On Friday, the U.S. Food and Drug Administration (FDA) announced its Vaccines and Related Biological Products Advisory Committee (VRBPAC) would meet on Oct. 15 and 15 to discuss the Moderna and Johnson & Johnson booster shots.
Vaccines produced by both companies are already authorized by the FDA for emergency use. Along with the fully-approved Pfizer jab, the vaccines have played a crucial role in protecting Americans from severe illness and death.
But there is evidence showing that protection diminishes several months after being injected.
"The available data make clear that protection against symptomatic COVID-19 in certain populations begins to decrease over time, so it’s important to evaluate the information on the use of booster doses in various populations," said Dr. Peter Marks, director of the FDA’s Center for Biologics Evaluation and Research.
In this photo illustration, a vial and a medical syringe seen displayed in front of the Food and Drug Administration (FDA) of the United States logo. FDA finds the COVID-19 vaccine. (Photo Illustration by Pavlo Gonchar/SOPA Images/LightRocket via Get
The VRBPAC’s Oct. 14 meeting will be to discuss amending Moderna’s emergency use authorization (EUA) to allow Americans 18 and older to receive a booster dose. J&J’s EUA will be evaluated for the same reason the following day.
So far, only Pfizer’s vaccine is authorized to be administered as a booster shot. On Sept. 22, the FDA authorized a third dose for Pfizer recipients who are 65 and older or run a high risk of severe illness.
Pfizer’s booster is also authorized for "individuals 18 through 64 years of age whose frequent institutional or occupational exposure to SARS-CoV-2 puts them at high risk of serious complications of COVID-19 including severe COVID-19."
It is not, however, authorized for anyone previously inoculated with the Moderna or J&J vaccine — thus the urgency in getting those boosters authorized.

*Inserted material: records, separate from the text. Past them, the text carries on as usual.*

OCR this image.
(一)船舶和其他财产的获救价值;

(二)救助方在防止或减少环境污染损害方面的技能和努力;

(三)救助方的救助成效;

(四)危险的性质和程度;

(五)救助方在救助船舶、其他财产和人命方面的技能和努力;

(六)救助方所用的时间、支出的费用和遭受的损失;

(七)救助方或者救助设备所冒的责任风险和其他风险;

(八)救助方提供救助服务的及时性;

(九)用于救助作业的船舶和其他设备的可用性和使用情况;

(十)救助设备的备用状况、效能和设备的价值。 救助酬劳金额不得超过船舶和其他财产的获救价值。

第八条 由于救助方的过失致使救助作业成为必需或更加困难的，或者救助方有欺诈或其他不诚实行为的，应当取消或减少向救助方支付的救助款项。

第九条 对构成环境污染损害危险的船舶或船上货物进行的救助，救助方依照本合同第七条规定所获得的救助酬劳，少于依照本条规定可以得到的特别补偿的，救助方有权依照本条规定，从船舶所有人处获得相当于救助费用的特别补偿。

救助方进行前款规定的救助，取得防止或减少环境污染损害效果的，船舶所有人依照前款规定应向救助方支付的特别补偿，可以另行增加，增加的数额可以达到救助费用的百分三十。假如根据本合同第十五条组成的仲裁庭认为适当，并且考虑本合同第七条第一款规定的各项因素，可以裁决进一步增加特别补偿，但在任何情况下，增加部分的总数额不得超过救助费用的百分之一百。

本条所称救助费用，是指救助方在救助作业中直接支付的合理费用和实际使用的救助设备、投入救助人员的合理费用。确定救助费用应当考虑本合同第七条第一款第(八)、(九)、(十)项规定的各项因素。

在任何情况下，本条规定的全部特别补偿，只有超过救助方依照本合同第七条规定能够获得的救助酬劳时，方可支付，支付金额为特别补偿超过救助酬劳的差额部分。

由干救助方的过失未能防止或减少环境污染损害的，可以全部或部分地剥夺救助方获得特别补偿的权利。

Pfizer was the first pharmaceutical company to market last December when the FDA granted them EUA. In August, they became the first company to receive full FDA approval for their vaccine. And they’re still the lone vaccine authorized for kids between 12 and 17.
Pfizer has revealed data from its juvenile clinical trials showing the vaccine offers 5 to 11-year-olds coronavirus-fighting antibody levels just as strong as teenagers and young adults getting the regular-strength shots.
The FDA said it anticipates receiving a request from Pfizer to expand its EUA to include children 5-11. The VRBPAC is tentatively scheduled to meet for that discussion on Oct. 26.
"We know from our vast experience with other pediatric vaccines that children are not small adults, and we will conduct a comprehensive evaluation of clinical trial data submitted in support of the safety and effectiveness of the vaccine used in a younger pediatric population, which may need a different dosage or formulation from that used in an older pediatric population or adults," said Dr. Janet Woodcock, acting FDA commissioner.
This story was reported from Atlanta.